State roots signed by state validators are supposed to be updatable, they have versioning built-in for that, so the presumption is that we can change the version of state root and sign a new one if need be. But this raises some questions answers to which are not obvious from the current implementation:

1. Current code treats all versions equal, that is the node will accept state root messages with any version. If there are two versions of state roots for a particular block how would a node know which one to use and which one is preferred?
2. If anyone stores/uses proof of some state version 0, what should he do if the state is updated to version 1?
3. To update old state roots SVs have to be reset and resynchronized from the genesis, but this process itself needs to be well-synchronized between SVs to properly collect votes without getting OOMed with VerificationContexts and without flooding the network with Vote messages (and we need to consider RelayCache size limitations too), is it really feasible?
4. SVs can change, but for a particular block index only one set of SVs is considered to be valid, so old state roots have to be signed with old keys which might be completely impossible in some cases (lost keys), what are we gonna do then?

Related: #2373, #1526.

[roman-khimov]

There is also a problem on questions №3 and №4 intersection. OnNewExtensiblePayload will check any Extensible against the current set of allowed nodes (SVs) which means that no Vote exchange is really possible for old set of nodes. So with the current P2P protocol we can't sign old state roots even if we have all the keys needed.

[ZhangTao1596]

In current StateService design, old state root will be ignored and won't be updated.
Once a node receive a StateRoot with witness, it only check if the index is heigher than local verified, not strictly check if its index is equal local verified index + 1. If check passed, it will ignore those with lower index. Not like neo-2.x verify StateRoot one by one.
The version byte is to mark MPT uncompatible updates.
So after neo updated, StateService just continue verifying new state and ignore the old blocks.

[roman-khimov]

old state root will be ignored and won't be updated

If that's the case, then I don't see any value in versioning.
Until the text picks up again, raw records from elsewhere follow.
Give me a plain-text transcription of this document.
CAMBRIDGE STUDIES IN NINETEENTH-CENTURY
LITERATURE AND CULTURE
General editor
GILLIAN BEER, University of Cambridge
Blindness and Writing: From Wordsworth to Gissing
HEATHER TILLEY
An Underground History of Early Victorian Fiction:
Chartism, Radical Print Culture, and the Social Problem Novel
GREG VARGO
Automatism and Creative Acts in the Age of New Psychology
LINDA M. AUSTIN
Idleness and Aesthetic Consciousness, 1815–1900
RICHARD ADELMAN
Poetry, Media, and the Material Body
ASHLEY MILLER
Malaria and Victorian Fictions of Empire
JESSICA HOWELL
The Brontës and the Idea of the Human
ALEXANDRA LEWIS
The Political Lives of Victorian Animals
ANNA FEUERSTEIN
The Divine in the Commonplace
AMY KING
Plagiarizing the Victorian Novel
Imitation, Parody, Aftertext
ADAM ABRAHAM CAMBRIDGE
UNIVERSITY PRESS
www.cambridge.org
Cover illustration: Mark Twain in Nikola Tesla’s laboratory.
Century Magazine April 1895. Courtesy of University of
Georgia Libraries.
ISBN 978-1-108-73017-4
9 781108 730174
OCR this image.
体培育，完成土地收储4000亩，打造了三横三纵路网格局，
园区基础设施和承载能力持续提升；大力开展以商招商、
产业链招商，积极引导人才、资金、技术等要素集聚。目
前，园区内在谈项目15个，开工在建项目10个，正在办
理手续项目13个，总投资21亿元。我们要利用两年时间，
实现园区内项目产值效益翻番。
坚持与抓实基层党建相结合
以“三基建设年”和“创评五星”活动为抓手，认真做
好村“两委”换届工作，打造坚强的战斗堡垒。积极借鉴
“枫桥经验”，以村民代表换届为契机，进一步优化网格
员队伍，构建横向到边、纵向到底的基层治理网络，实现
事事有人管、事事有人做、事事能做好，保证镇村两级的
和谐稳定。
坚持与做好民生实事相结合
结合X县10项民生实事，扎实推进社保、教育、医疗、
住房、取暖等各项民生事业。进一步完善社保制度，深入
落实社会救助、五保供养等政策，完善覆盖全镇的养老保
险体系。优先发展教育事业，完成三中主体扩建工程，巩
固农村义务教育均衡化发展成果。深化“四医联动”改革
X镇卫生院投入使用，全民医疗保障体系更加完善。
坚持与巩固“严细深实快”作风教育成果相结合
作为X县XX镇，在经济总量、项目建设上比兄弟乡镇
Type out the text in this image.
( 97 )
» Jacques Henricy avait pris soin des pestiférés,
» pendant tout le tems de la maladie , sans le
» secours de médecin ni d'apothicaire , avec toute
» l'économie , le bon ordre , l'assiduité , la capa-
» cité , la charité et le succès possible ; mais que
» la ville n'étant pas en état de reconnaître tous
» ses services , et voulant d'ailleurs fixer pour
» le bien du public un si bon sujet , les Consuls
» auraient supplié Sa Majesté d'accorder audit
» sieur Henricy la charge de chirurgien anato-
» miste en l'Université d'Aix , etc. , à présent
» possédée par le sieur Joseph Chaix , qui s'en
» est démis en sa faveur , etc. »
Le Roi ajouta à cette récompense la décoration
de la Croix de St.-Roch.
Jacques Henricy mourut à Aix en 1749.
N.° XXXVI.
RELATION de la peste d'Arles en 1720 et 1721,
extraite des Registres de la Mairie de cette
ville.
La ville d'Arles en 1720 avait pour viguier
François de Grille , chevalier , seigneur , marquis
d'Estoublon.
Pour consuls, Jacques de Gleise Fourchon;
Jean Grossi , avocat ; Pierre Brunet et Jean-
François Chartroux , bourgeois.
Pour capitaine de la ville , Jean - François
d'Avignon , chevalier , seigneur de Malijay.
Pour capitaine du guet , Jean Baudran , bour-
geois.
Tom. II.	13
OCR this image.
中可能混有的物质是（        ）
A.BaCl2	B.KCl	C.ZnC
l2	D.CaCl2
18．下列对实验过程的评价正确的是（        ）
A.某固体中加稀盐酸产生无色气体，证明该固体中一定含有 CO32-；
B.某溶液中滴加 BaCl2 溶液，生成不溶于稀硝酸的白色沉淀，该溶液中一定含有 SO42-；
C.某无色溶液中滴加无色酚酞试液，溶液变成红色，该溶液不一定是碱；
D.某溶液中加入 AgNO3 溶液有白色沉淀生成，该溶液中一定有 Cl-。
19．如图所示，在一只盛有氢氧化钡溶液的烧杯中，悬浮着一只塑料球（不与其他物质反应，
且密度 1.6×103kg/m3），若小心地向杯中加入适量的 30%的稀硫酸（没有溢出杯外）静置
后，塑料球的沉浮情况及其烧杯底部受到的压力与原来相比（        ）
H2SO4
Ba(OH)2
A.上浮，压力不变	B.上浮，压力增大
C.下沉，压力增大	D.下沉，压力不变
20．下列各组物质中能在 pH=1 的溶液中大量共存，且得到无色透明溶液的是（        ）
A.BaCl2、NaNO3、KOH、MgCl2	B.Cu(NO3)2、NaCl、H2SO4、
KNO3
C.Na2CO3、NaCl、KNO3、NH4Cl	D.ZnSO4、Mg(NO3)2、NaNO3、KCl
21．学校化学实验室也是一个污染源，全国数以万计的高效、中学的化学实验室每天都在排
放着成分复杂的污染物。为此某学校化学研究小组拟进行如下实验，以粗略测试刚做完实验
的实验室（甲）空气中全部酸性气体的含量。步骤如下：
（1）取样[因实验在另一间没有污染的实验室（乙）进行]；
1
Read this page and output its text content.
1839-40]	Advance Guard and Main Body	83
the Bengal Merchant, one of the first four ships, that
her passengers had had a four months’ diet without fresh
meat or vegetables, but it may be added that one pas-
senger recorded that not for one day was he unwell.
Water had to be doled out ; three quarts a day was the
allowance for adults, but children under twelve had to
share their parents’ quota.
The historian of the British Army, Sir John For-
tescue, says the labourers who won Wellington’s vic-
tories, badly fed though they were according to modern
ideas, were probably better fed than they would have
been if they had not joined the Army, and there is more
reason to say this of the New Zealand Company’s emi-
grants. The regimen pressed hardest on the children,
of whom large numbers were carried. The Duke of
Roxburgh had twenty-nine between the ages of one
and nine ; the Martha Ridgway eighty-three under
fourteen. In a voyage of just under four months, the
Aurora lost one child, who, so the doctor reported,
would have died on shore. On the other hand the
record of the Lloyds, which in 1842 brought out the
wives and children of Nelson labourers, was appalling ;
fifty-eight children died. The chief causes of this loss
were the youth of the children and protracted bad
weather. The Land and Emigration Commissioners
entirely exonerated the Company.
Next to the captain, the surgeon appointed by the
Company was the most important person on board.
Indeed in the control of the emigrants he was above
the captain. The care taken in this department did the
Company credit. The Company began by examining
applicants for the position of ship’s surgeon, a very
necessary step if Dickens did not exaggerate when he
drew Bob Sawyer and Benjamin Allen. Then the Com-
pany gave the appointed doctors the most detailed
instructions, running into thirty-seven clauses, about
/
We just have some "stateroot" messages floating around for current blocks and version number means nothing to the message receiver.

Which also destroys one of state root use cases, that is checking that the node has correct state at particular block, the node can only check the latest state, but it won't be able to detect which block went wrong if it synchronizes from the genesis.

But if SV-signed state roots aren't supposed to be updated, then this issue is irrelevant.